De hier toepasselijke verdragsbepalingen, artikel 26 IVBPR, artikel 14 EVRM in samenhang gelezen met artikel 1 EP, en artikel 1 Twaalfde Protocol bij het EVRM, verbieden niet iedere ongelijke behandeling van gelijke gevallen, doch alleen die welke als discriminatie moet worden beschouwd omdat een redelijke en objectieve rechtvaardiging ervoor ontbreekt. Daarbij is uitgangspunt dat op het terrein van de fiscale wetgeving de wetgever in het algemeen een ruime beoordelingsvrijheid toekomt bij het beantwoorden van de vraag of gevallen voor de toepassing van deze verdragsbepalingen als gelijk moeten worden beschouwd en of, indien die vraag bevestigend moet worden beantwoord, een objectieve en redelijke rechtvaardiging bestaat om die gevallen niettemin in verschillende zin te regelen (vgl. onder meer EHRM 29 april 2008, Burden/het Verenigd Koninkrijk, ECLI:NL:XX:2008:BD3989, EHRC 2008/80, par. 60 en EHRM 22 juni 1999, ECLI:NL:XX:1999:AV1935, Della Ciaja en anderen/Italië, BNB 2002/398).
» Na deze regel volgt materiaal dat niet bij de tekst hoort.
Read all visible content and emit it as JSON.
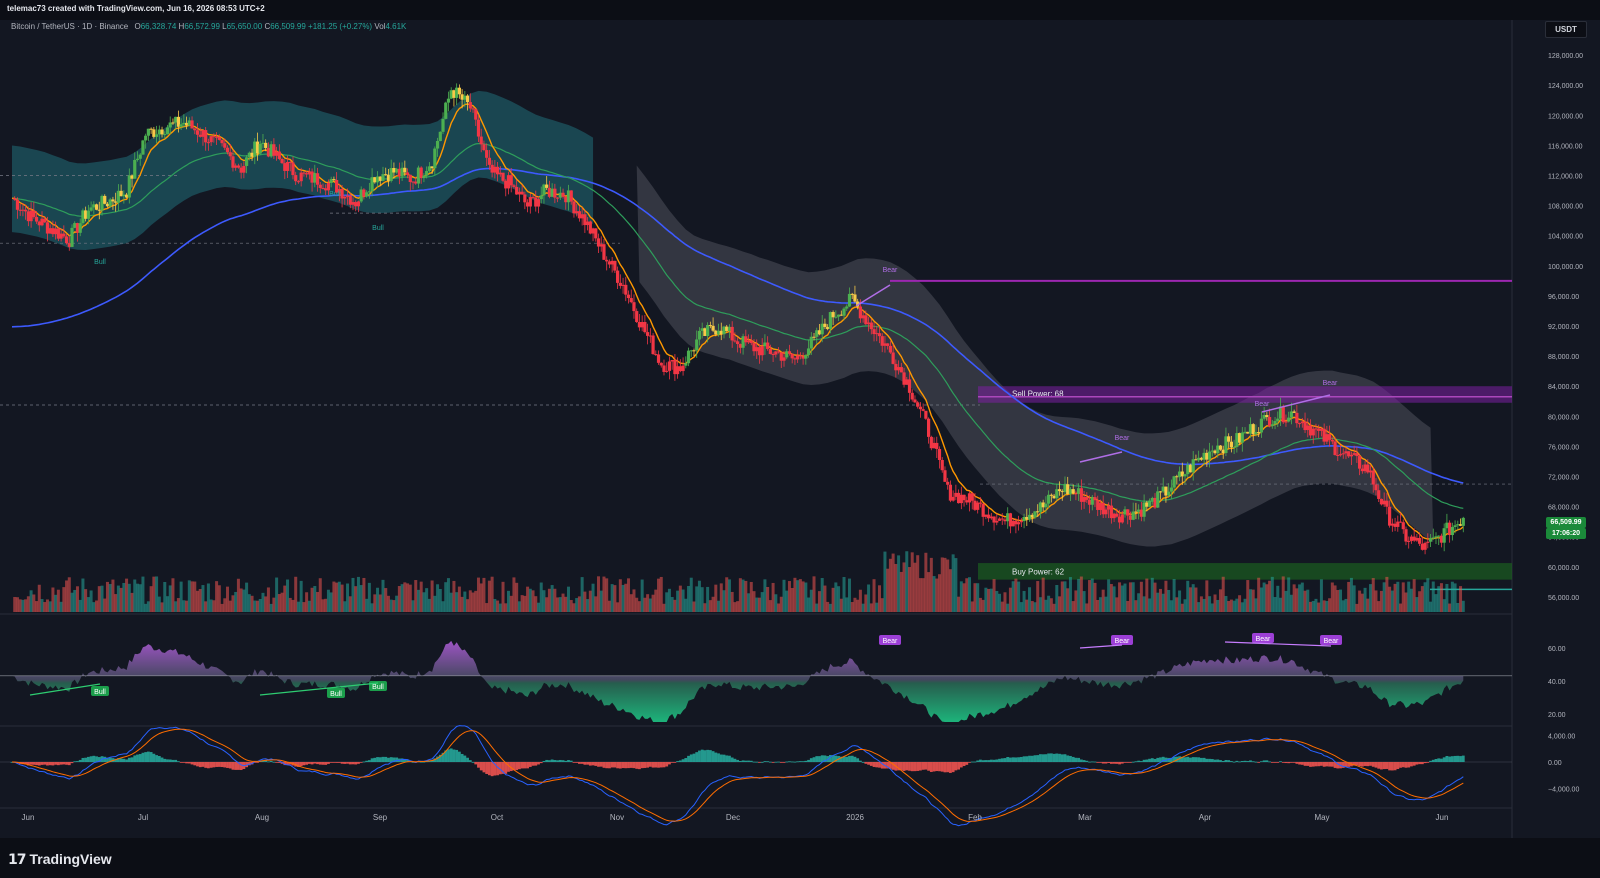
{
  "header": {
    "credit": "telemac73 created with TradingView.com, Jun 16, 2026 08:53 UTC+2",
    "symbol": "Bitcoin / TetherUS · 1D · Binance",
    "open_label": "O",
    "open": "66,328.74",
    "high_label": "H",
    "high": "66,572.99",
    "low_label": "L",
    "low": "65,650.00",
    "close_label": "C",
    "close": "66,509.99",
    "change": "+181.25 (+0.27%)",
    "volume_label": "Vol",
    "volume": "4.61K",
    "currency_button": "USDT"
  },
  "price_axis": {
    "ticks": [
      "128,000.00",
      "124,000.00",
      "120,000.00",
      "116,000.00",
      "112,000.00",
      "108,000.00",
      "104,000.00",
      "100,000.00",
      "96,000.00",
      "92,000.00",
      "88,000.00",
      "84,000.00",
      "80,000.00",
      "76,000.00",
      "72,000.00",
      "68,000.00",
      "64,000.00",
      "60,000.00",
      "56,000.00"
    ],
    "tick_values": [
      128000,
      124000,
      120000,
      116000,
      112000,
      108000,
      104000,
      100000,
      96000,
      92000,
      88000,
      84000,
      80000,
      76000,
      72000,
      68000,
      64000,
      60000,
      56000
    ],
    "last_price": "66,509.99",
    "countdown": "17:06:20"
  },
  "rsi_axis": {
    "ticks": [
      "60.00",
      "40.00",
      "20.00"
    ],
    "tick_values": [
      60,
      40,
      20
    ]
  },
  "macd_axis": {
    "ticks": [
      "4,000.00",
      "0.00",
      "−4,000.00"
    ],
    "tick_values": [
      4000,
      0,
      -4000
    ]
  },
  "time_axis": {
    "labels": [
      "Jun",
      "Jul",
      "Aug",
      "Sep",
      "Oct",
      "Nov",
      "Dec",
      "2026",
      "Feb",
      "Mar",
      "Apr",
      "May",
      "Jun"
    ]
  },
  "annotations": {
    "sell_power": "Sell Power: 68",
    "buy_power": "Buy Power: 62",
    "bull": "Bull",
    "bear": "Bear"
  },
  "footer": {
    "brand": "TradingView",
    "brand_mark": "17"
  },
  "colors": {
    "background": "#131722",
    "up": "#26a69a",
    "down": "#ef5350",
    "bull_candle": "#4caf50",
    "bear_candle": "#f23645",
    "neutral_candle": "#f7c948",
    "ema_fast": "#ff9800",
    "ma_mid": "#2e9e5b",
    "ma_slow": "#3d5afe",
    "sell_zone": "#7b1fa2",
    "buy_zone": "#1b5e20",
    "cloud_bull": "#1f5f6b",
    "cloud_bear": "#3c3f4a",
    "divergence": "#b06ee6"
  },
  "chart_data": {
    "type": "candlestick",
    "symbol": "BTCUSDT",
    "interval": "1D",
    "price_range": [
      54000,
      130000
    ],
    "closes_weekly_approx": [
      109000,
      106500,
      105000,
      103500,
      107500,
      108500,
      110000,
      117500,
      118500,
      119000,
      117500,
      115500,
      113000,
      116500,
      114000,
      112000,
      111500,
      110500,
      108500,
      112000,
      112500,
      111500,
      114000,
      123500,
      121000,
      112500,
      111000,
      108000,
      110000,
      109500,
      106000,
      101500,
      97500,
      92000,
      87000,
      86500,
      90500,
      92000,
      90000,
      89000,
      88500,
      87500,
      90000,
      93500,
      95500,
      92000,
      88500,
      84000,
      78000,
      70000,
      69000,
      67500,
      66000,
      67000,
      68000,
      70500,
      69500,
      68000,
      67000,
      67500,
      69000,
      71500,
      74000,
      76000,
      76500,
      78500,
      80000,
      80500,
      78500,
      76500,
      74500,
      73000,
      67000,
      64000,
      62500,
      64500,
      66509.99
    ],
    "sell_power": 68,
    "buy_power": 62,
    "horizontal_levels": [
      98000,
      84000,
      82000,
      60500,
      58500
    ],
    "rsi_range": [
      15,
      72
    ],
    "macd_range": [
      -6000,
      4500
    ]
  }
}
Het ontbreken van zo een objectieve en redelijke rechtvaardiging kan alleen worden aangenomen indien de keuze van de wetgever evident van redelijke grond is ontbloot
Beslissing
- verklaart de beroepen met de zaaknummers 18/3857 en 18/3858 ongegrond;
- verklaart het beroep met zaaknummer 18/3497 gegrond voor zover het ziet op de toekenning van een proceskostenvergoeding in bezwaar (punt 20.);
- vernietigt de uitspraak op bezwaar ten aanzien van de proceskostenvergoeding;
- bepaalt dat deze uitspraak in de plaats treedt van de vernietigde uitspraak op bezwaar;
- draagt verweerder op het betaalde griffierecht van € 338 aan eiseres te vergoeden;
- veroordeelt verweerder in de proceskosten van eiseres tot een bedrag van € 1.333.